What would you choose?

Laurie Santos says, when humans are in a 'loss' mindset, we actually become more risky. We're more likely to gamble when we think we're losing money.
Is this true for you? Is this true for most people you know?


Laurie Santos then says, that these behaviors have been around for 35 million years. Now, she doesn't get into this at all, but evolutionarily, when behaviors persist, it's because there's benefit in these behaviors.

What benefit might be in these behaviours?

Do you think that human behaviour is unchangable, that we're forever monkeys? Meaning, do you think that we can never actually behave according to our moral systems?

Do you agree with Laurie Santos, that perhaps the problem is not that we do these things that we agree are bad, but that our environment is designed wrong?

If it's just the environment that has to be changed, let's go back to the stealing question:
What kind of environments make it easy to steal?
What kind of environments make it hard to steal?
What kind of environments make you feel bad to steal?
What kind of environments make it seem like it's no big deal or even okay to steal?
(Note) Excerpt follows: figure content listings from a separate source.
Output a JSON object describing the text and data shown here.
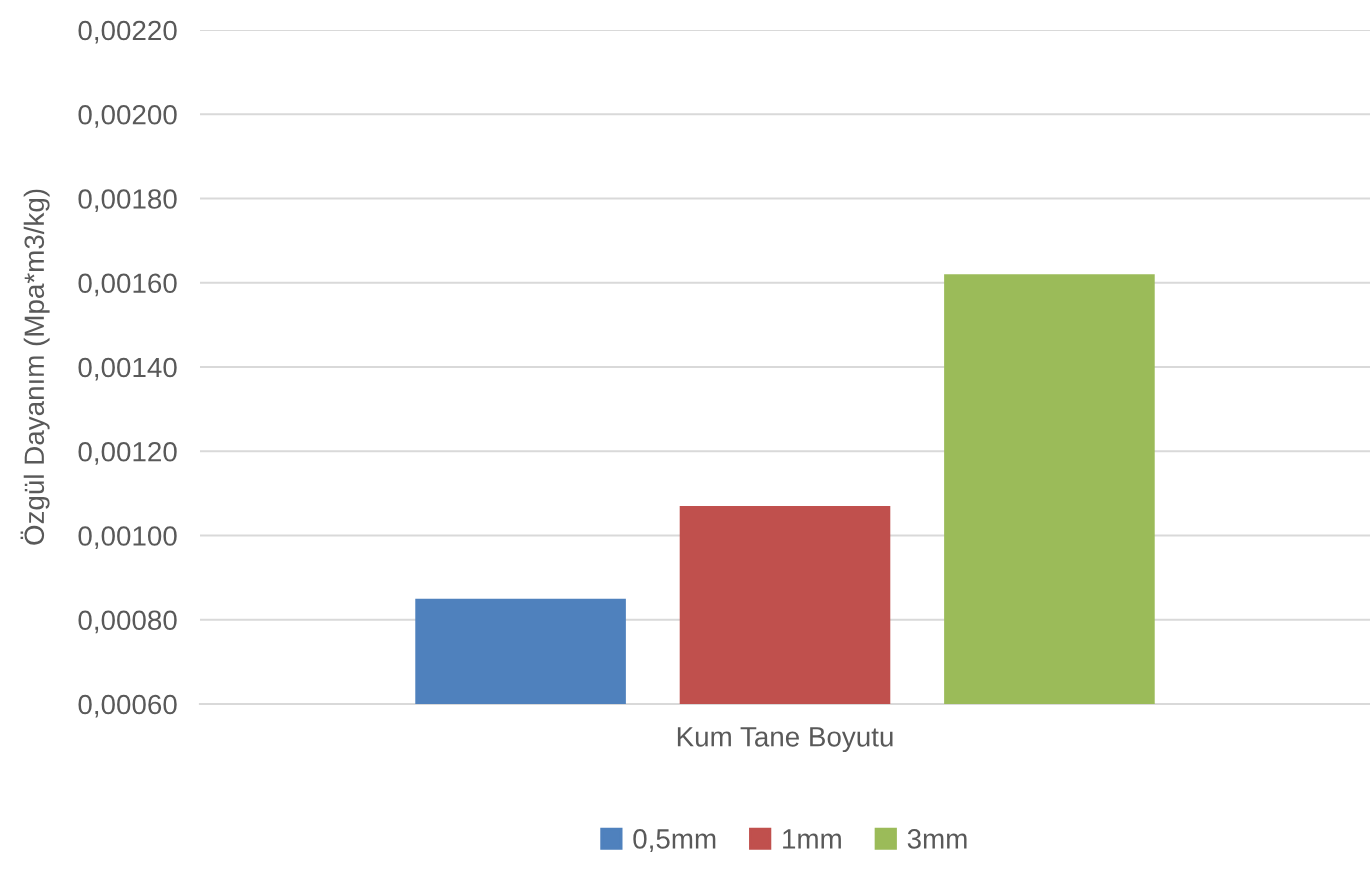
{
  "chart_data": {
    "type": "bar",
    "ylabel": "Özgül Dayanım (Mpa*m3/kg)",
    "categories": [
      "Kum Tane Boyutu"
    ],
    "series": [
      {
        "name": "0,5mm",
        "color": "#4f81bd",
        "values": [
          0.00085
        ]
      },
      {
        "name": "1mm",
        "color": "#c0504d",
        "values": [
          0.00107
        ]
      },
      {
        "name": "3mm",
        "color": "#9bbb59",
        "values": [
          0.00162
        ]
      }
    ],
    "ylim": [
      0.0006,
      0.0022
    ],
    "yticks": [
      {
        "value": 0.0006,
        "label": "0,00060"
      },
      {
        "value": 0.0008,
        "label": "0,00080"
      },
      {
        "value": 0.001,
        "label": "0,00100"
      },
      {
        "value": 0.0012,
        "label": "0,00120"
      },
      {
        "value": 0.0014,
        "label": "0,00140"
      },
      {
        "value": 0.0016,
        "label": "0,00160"
      },
      {
        "value": 0.0018,
        "label": "0,00180"
      },
      {
        "value": 0.002,
        "label": "0,00200"
      },
      {
        "value": 0.0022,
        "label": "0,00220"
      }
    ],
    "grid": "y",
    "legend": "bottom"
  }
}
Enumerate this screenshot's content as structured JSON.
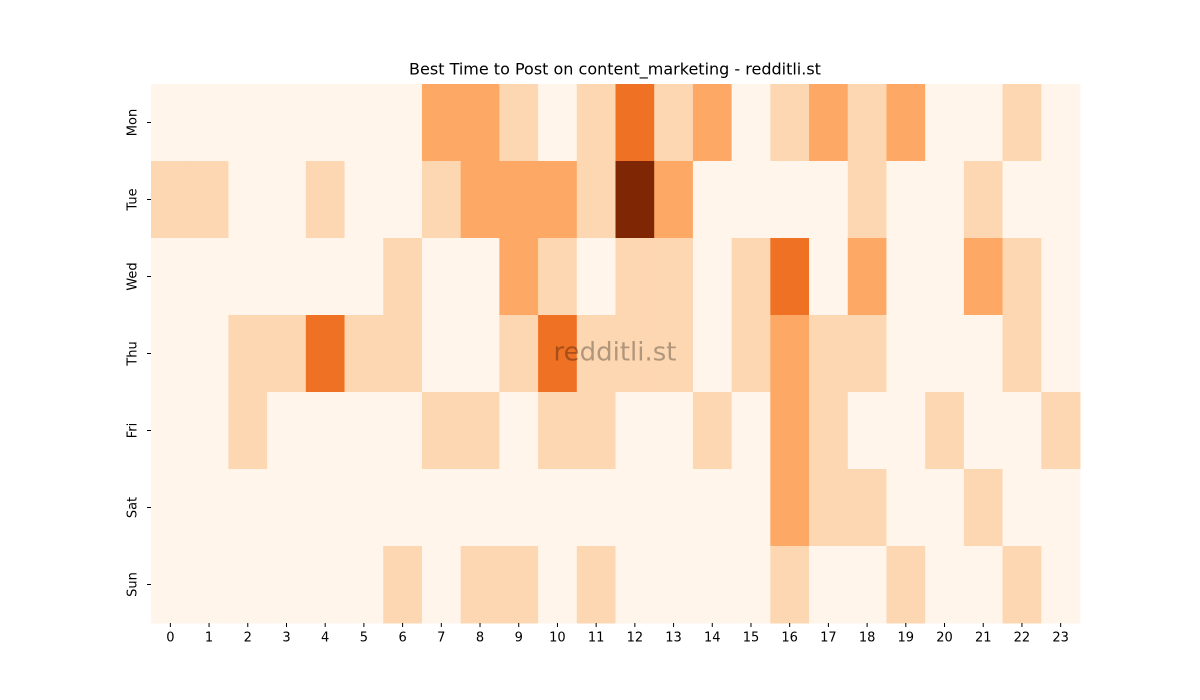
{
  "chart_data": {
    "type": "heatmap",
    "title": "Best Time to Post on content_marketing - redditli.st",
    "watermark": "redditli.st",
    "x": [
      "0",
      "1",
      "2",
      "3",
      "4",
      "5",
      "6",
      "7",
      "8",
      "9",
      "10",
      "11",
      "12",
      "13",
      "14",
      "15",
      "16",
      "17",
      "18",
      "19",
      "20",
      "21",
      "22",
      "23"
    ],
    "y": [
      "Mon",
      "Tue",
      "Wed",
      "Thu",
      "Fri",
      "Sat",
      "Sun"
    ],
    "values": [
      [
        0,
        0,
        0,
        0,
        0,
        0,
        0,
        2,
        2,
        1,
        0,
        1,
        3,
        1,
        2,
        0,
        1,
        2,
        1,
        2,
        0,
        0,
        1,
        0
      ],
      [
        1,
        1,
        0,
        0,
        1,
        0,
        0,
        1,
        2,
        2,
        2,
        1,
        5,
        2,
        0,
        0,
        0,
        0,
        1,
        0,
        0,
        1,
        0,
        0
      ],
      [
        0,
        0,
        0,
        0,
        0,
        0,
        1,
        0,
        0,
        2,
        1,
        0,
        1,
        1,
        0,
        1,
        3,
        0,
        2,
        0,
        0,
        2,
        1,
        0
      ],
      [
        0,
        0,
        1,
        1,
        3,
        1,
        1,
        0,
        0,
        1,
        3,
        1,
        1,
        1,
        0,
        1,
        2,
        1,
        1,
        0,
        0,
        0,
        1,
        0
      ],
      [
        0,
        0,
        1,
        0,
        0,
        0,
        0,
        1,
        1,
        0,
        1,
        1,
        0,
        0,
        1,
        0,
        2,
        1,
        0,
        0,
        1,
        0,
        0,
        1
      ],
      [
        0,
        0,
        0,
        0,
        0,
        0,
        0,
        0,
        0,
        0,
        0,
        0,
        0,
        0,
        0,
        0,
        2,
        1,
        1,
        0,
        0,
        1,
        0,
        0
      ],
      [
        0,
        0,
        0,
        0,
        0,
        0,
        1,
        0,
        1,
        1,
        0,
        1,
        0,
        0,
        0,
        0,
        1,
        0,
        0,
        1,
        0,
        0,
        1,
        0
      ]
    ],
    "zlim": [
      0,
      5
    ],
    "colormap": [
      "#fff5eb",
      "#fdd0a2",
      "#fd8d3c",
      "#d94801",
      "#7f2704"
    ]
  }
}
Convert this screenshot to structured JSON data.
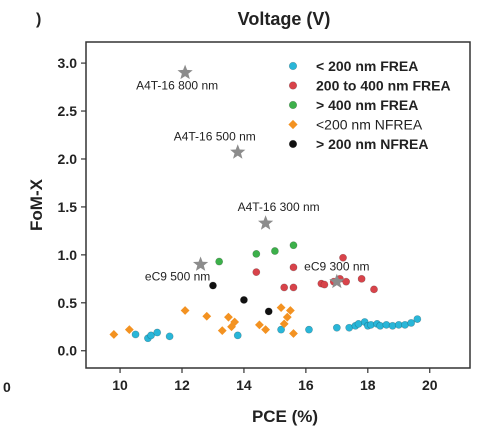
{
  "top_label": "Voltage (V)",
  "corner_left_top": ")",
  "corner_left_bottom": "0",
  "chart_data": {
    "type": "scatter",
    "xlabel": "PCE (%)",
    "ylabel": "FoM-X",
    "xlim": [
      8.9,
      21.3
    ],
    "ylim": [
      -0.18,
      3.22
    ],
    "xticks": [
      10,
      12,
      14,
      16,
      18,
      20
    ],
    "yticks": [
      0.0,
      0.5,
      1.0,
      1.5,
      2.0,
      2.5,
      3.0
    ],
    "legend_position": "top-right",
    "series": [
      {
        "name": "< 200 nm FREA",
        "marker": "circle",
        "color": "#29b6d8",
        "points": [
          [
            10.5,
            0.17
          ],
          [
            10.9,
            0.13
          ],
          [
            11.0,
            0.16
          ],
          [
            11.2,
            0.19
          ],
          [
            11.6,
            0.15
          ],
          [
            13.8,
            0.16
          ],
          [
            15.2,
            0.22
          ],
          [
            16.1,
            0.22
          ],
          [
            17.0,
            0.24
          ],
          [
            17.4,
            0.24
          ],
          [
            17.6,
            0.26
          ],
          [
            17.7,
            0.28
          ],
          [
            17.9,
            0.3
          ],
          [
            18.0,
            0.26
          ],
          [
            18.1,
            0.27
          ],
          [
            18.3,
            0.28
          ],
          [
            18.4,
            0.26
          ],
          [
            18.6,
            0.27
          ],
          [
            18.8,
            0.26
          ],
          [
            19.0,
            0.27
          ],
          [
            19.2,
            0.27
          ],
          [
            19.4,
            0.29
          ],
          [
            19.6,
            0.33
          ]
        ]
      },
      {
        "name": "200 to 400 nm FREA",
        "marker": "circle",
        "color": "#d8434a",
        "points": [
          [
            14.4,
            0.82
          ],
          [
            15.3,
            0.66
          ],
          [
            15.6,
            0.66
          ],
          [
            15.6,
            0.87
          ],
          [
            16.5,
            0.7
          ],
          [
            16.6,
            0.69
          ],
          [
            16.9,
            0.72
          ],
          [
            17.1,
            0.75
          ],
          [
            17.2,
            0.97
          ],
          [
            17.3,
            0.72
          ],
          [
            17.8,
            0.75
          ],
          [
            18.2,
            0.64
          ]
        ]
      },
      {
        "name": "> 400 nm FREA",
        "marker": "circle",
        "color": "#3cb04a",
        "points": [
          [
            13.2,
            0.93
          ],
          [
            14.4,
            1.01
          ],
          [
            15.0,
            1.04
          ],
          [
            15.6,
            1.1
          ]
        ]
      },
      {
        "name": "<200 nm NFREA",
        "marker": "diamond",
        "color": "#f39221",
        "points": [
          [
            9.8,
            0.17
          ],
          [
            10.3,
            0.22
          ],
          [
            12.1,
            0.42
          ],
          [
            12.8,
            0.36
          ],
          [
            13.3,
            0.21
          ],
          [
            13.5,
            0.35
          ],
          [
            13.6,
            0.25
          ],
          [
            13.7,
            0.3
          ],
          [
            14.5,
            0.27
          ],
          [
            14.7,
            0.22
          ],
          [
            15.2,
            0.45
          ],
          [
            15.3,
            0.28
          ],
          [
            15.4,
            0.35
          ],
          [
            15.5,
            0.42
          ],
          [
            15.6,
            0.18
          ]
        ]
      },
      {
        "name": "> 200 nm NFREA",
        "marker": "circle",
        "color": "#111111",
        "points": [
          [
            13.0,
            0.68
          ],
          [
            14.0,
            0.53
          ],
          [
            14.8,
            0.41
          ]
        ]
      }
    ],
    "highlighted": [
      {
        "label": "A4T-16 800 nm",
        "x": 12.1,
        "y": 2.9
      },
      {
        "label": "A4T-16 500 nm",
        "x": 13.8,
        "y": 2.07
      },
      {
        "label": "A4T-16 300 nm",
        "x": 14.7,
        "y": 1.33
      },
      {
        "label": "eC9 500 nm",
        "x": 12.6,
        "y": 0.9
      },
      {
        "label": "eC9 300 nm",
        "x": 17.0,
        "y": 0.72
      }
    ]
  }
}
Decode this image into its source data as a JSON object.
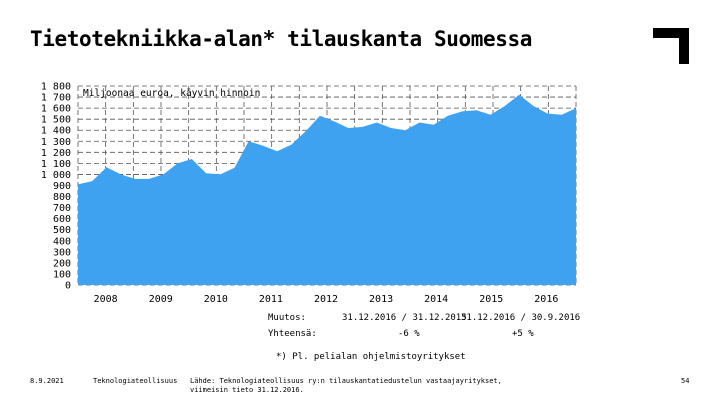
{
  "page": {
    "title": "Tietotekniikka-alan* tilauskanta Suomessa",
    "footnote": "*) Pl. peli­alan ohjelmistoyritykset",
    "footer": {
      "date": "8.9.2021",
      "org": "Teknologiateollisuus",
      "source_line1": "Lähde: Teknologiateollisuus ry:n tilauskantatiedustelun vastaajayritykset,",
      "source_line2": "viimeisin tieto 31.12.2016.",
      "page_number": "54"
    }
  },
  "change_table": {
    "label_row1": "Muutos:",
    "label_row2": "Yhteensä:",
    "period1": "31.12.2016 / 31.12.2015",
    "period2": "31.12.2016 / 30.9.2016",
    "value1": "-6 %",
    "value2": "+5 %"
  },
  "chart_data": {
    "type": "area",
    "title": "",
    "annotation": "Miljoonaa euroa, käyvin hinnoin",
    "xlabel": "",
    "ylabel": "",
    "ylim": [
      0,
      1800
    ],
    "yticks": [
      0,
      100,
      200,
      300,
      400,
      500,
      600,
      700,
      800,
      900,
      1000,
      1100,
      1200,
      1300,
      1400,
      1500,
      1600,
      1700,
      1800
    ],
    "ytick_labels": [
      "0",
      "100",
      "200",
      "300",
      "400",
      "500",
      "600",
      "700",
      "800",
      "900",
      "1 000",
      "1 100",
      "1 200",
      "1 300",
      "1 400",
      "1 500",
      "1 600",
      "1 700",
      "1 800"
    ],
    "x_labels": [
      "2008",
      "2009",
      "2010",
      "2011",
      "2012",
      "2013",
      "2014",
      "2015",
      "2016"
    ],
    "grid": true,
    "fill_color": "#3fa2f0",
    "series": [
      {
        "values": [
          910,
          940,
          1065,
          1000,
          960,
          960,
          1000,
          1100,
          1140,
          1010,
          1000,
          1060,
          1300,
          1260,
          1210,
          1270,
          1390,
          1530,
          1480,
          1420,
          1430,
          1470,
          1420,
          1400,
          1470,
          1450,
          1530,
          1570,
          1580,
          1540,
          1620,
          1720,
          1620,
          1550,
          1540,
          1600
        ]
      }
    ]
  }
}
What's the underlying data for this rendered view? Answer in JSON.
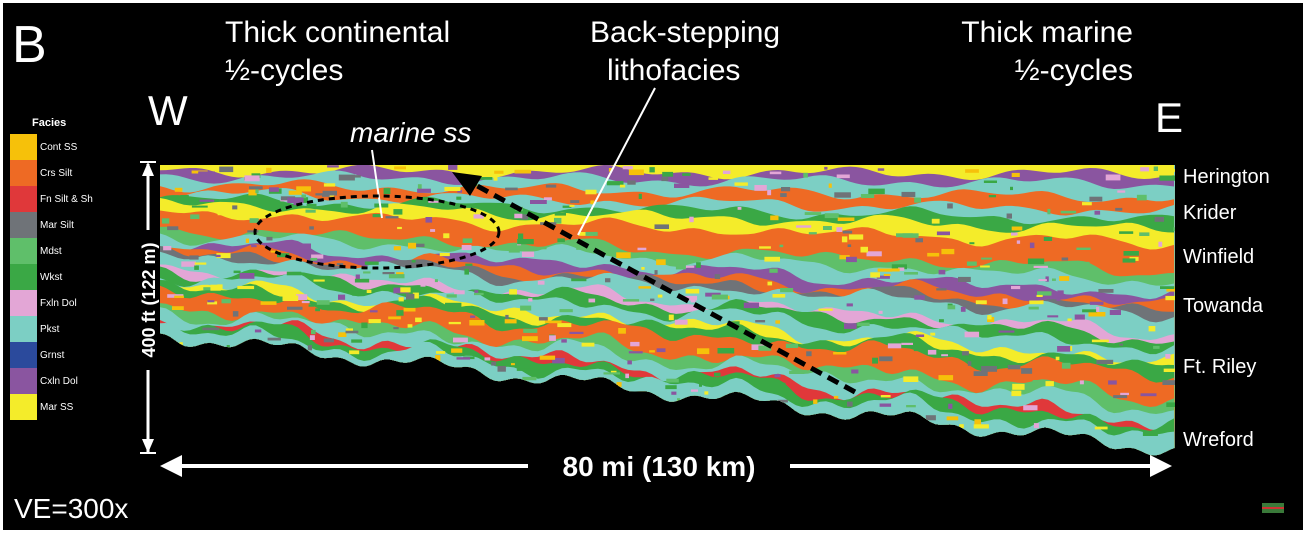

Do you think that just manipulating the environment will change people's behaviours?

Thinking about the choice experiments that Sheena Iyengar talked about in the video last time.
What were some of the choice experiments she did?
What environmental factors affected how people chose?

So, if it's about environment, where might our environment be designed wrong, where we're getting bad results from these behaviors instead of good results?